Photographer: Chris Ratcliffe

Signs That Traders Are Coming to Terms With Rand's New Normal

After years of being a one-way bet, South Africa’s rand seems to have turned a corner. The currency gained in 2017 after five straight years of losses, and extended the advance since January, riding a wave of optimism following the election of Cyril Ramaphosa as president.

These charts suggest that traders are starting to adapt to what may be the new normal for the South African currency.

The cost of hedging against rand weakness using currency options is falling.
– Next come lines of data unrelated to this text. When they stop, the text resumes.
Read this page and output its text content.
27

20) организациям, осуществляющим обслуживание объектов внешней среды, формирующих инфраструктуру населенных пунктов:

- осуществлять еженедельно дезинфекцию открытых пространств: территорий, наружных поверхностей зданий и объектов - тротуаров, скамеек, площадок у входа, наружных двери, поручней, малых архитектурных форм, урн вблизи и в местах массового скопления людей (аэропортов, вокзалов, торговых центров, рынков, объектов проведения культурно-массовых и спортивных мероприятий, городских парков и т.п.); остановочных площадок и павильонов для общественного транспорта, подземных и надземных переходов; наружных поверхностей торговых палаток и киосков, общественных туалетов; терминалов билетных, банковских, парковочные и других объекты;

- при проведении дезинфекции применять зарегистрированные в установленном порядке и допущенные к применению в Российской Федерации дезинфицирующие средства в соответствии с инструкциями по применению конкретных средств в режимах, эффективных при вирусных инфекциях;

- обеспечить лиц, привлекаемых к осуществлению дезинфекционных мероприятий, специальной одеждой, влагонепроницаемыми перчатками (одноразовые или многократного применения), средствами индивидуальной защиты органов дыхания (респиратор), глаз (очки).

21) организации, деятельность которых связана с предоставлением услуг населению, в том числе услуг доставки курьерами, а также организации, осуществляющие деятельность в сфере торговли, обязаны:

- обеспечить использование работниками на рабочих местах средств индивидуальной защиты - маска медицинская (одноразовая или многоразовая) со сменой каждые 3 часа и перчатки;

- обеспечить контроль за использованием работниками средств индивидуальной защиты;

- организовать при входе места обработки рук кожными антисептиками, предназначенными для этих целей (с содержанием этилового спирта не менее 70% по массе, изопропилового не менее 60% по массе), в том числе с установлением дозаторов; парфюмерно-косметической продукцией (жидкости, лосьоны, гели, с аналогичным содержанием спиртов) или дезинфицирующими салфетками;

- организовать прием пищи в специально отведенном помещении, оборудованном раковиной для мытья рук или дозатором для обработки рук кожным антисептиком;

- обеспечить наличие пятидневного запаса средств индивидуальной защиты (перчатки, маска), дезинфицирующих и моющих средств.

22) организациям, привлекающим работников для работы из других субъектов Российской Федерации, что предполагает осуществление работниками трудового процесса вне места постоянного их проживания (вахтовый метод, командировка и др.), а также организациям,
The premium of options to sell the rand versus those to buy it over the next six months dropped to the lowest in more than 10 years last week, indicating that traders are cutting bearish bets.

The number of open non-commercial short rand-dollar contracts is at the lowest since August, according to Commodity Futures Trading Commission data. Long-rand contracts outnumber shorts by more than 400 percent, the data show.

Analysts are scrambling to update their forecasts for the currency. As recently as December, the median prediction of analysts in Bloomberg surveys was for the rand to end 2018 at 14.50 per dollar. That’s come down to 12.30.

Foreigners can’t seem to get enough of South African assets. Inflows into the country’s stocks and bonds are running at a combined daily average of 916 million rand ($78 million), compared with 216 million rand last year. That suggests investors are becoming more comfortable with the currency risk.